Nos fils pourront aimer et rêver sous leurs dômes ;
Le poète adorer la nature et chanter :
Dans l’ombreux labyrinthe où tu vois des fantômes,
Un idéal plus pur viendra les visiter.

Croissez sur nos débris, croissez, forêts nouvelles !
Sur vos jeunes bourgeons nous verserons nos pleurs ;
D’avance je vous vois, plus fortes et plus belles,
Faire un plus doux ombrage à des hôtes meilleurs.

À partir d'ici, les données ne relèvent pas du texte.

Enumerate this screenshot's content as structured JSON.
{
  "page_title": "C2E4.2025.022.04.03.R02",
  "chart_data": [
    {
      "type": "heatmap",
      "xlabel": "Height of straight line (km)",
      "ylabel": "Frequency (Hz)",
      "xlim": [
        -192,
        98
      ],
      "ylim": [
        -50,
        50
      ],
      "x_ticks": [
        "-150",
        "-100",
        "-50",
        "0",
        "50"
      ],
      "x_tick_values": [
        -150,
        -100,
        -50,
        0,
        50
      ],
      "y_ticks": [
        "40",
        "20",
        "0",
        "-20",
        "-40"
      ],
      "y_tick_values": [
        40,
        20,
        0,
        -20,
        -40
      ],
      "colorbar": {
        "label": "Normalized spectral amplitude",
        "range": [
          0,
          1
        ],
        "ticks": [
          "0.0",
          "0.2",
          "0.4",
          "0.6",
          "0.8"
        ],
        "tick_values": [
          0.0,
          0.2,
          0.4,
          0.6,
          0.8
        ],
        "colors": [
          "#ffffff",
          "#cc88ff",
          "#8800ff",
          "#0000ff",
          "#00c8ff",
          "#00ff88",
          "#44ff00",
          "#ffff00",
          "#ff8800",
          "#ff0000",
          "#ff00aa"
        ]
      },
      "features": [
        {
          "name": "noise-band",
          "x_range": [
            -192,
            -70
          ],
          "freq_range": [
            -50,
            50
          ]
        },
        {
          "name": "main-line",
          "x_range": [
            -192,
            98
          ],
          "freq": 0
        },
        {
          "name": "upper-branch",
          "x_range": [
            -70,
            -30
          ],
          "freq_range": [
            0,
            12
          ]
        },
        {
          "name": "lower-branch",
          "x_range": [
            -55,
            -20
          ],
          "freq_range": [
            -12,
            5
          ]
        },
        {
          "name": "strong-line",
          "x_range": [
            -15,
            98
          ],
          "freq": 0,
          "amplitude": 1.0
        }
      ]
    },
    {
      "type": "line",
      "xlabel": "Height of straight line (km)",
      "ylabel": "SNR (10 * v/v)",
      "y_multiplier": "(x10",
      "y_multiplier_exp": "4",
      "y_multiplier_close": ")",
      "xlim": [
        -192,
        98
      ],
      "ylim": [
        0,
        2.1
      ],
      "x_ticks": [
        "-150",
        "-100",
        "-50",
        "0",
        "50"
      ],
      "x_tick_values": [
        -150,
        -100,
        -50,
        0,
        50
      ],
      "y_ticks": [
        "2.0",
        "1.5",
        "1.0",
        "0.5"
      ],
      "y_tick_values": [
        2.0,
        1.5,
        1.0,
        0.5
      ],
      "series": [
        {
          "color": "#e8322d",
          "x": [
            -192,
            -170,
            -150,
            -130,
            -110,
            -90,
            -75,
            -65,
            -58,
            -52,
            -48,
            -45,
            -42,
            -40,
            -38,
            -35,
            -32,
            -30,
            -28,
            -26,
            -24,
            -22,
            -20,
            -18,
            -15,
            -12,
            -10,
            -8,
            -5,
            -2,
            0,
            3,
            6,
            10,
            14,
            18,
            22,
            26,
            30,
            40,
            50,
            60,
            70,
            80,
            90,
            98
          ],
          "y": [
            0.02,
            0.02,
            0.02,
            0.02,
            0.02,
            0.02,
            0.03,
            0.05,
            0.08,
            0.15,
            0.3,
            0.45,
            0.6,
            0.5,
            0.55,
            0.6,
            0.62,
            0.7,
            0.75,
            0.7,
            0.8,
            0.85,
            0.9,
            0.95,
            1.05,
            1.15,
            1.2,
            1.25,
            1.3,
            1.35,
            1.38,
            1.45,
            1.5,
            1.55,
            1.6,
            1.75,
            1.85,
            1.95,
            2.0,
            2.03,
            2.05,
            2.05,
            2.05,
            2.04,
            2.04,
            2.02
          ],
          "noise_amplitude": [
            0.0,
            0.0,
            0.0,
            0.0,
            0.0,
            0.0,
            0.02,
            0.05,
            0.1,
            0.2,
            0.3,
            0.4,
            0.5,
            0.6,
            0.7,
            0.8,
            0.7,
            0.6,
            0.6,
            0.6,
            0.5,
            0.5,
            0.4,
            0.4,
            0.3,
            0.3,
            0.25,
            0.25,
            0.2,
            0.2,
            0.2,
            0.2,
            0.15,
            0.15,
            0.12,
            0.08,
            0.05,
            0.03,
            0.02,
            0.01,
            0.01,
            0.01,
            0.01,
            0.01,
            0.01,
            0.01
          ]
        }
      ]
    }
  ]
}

Vous n’abriterez plus de sanglants sacrifices ;
L’âge emporte les dieux ennemis de la paix.
Aux chants, aux jeux sacrés, vos séjours sont propices ;
Votre mousse aux loisirs offre des lits épais.

Ne penche plus ton front sur les choses qui meurent ;
Tourne au levant tes yeux, ton cœur à l’avenir.
Les arbres sont tombés, mais les germes demeurent ;
Tends sur ceux qui naîtront tes bras pour les bénir.

Poète aux longs regards, vois les races futures,
Vois ces bois merveilleux à l’horizon éclos ;
Dans ton sein prophétique écoute les murmures,
Écoute ! au lieu d’un bruit de fer et de sanglots,

Sur des coteaux baignés par des clartés sereines,
Où des peuples joyeux semblent se reposer,
Sous les chênes émus, les hêtres et les frênes,
On dirait qu’on entend un immense baiser.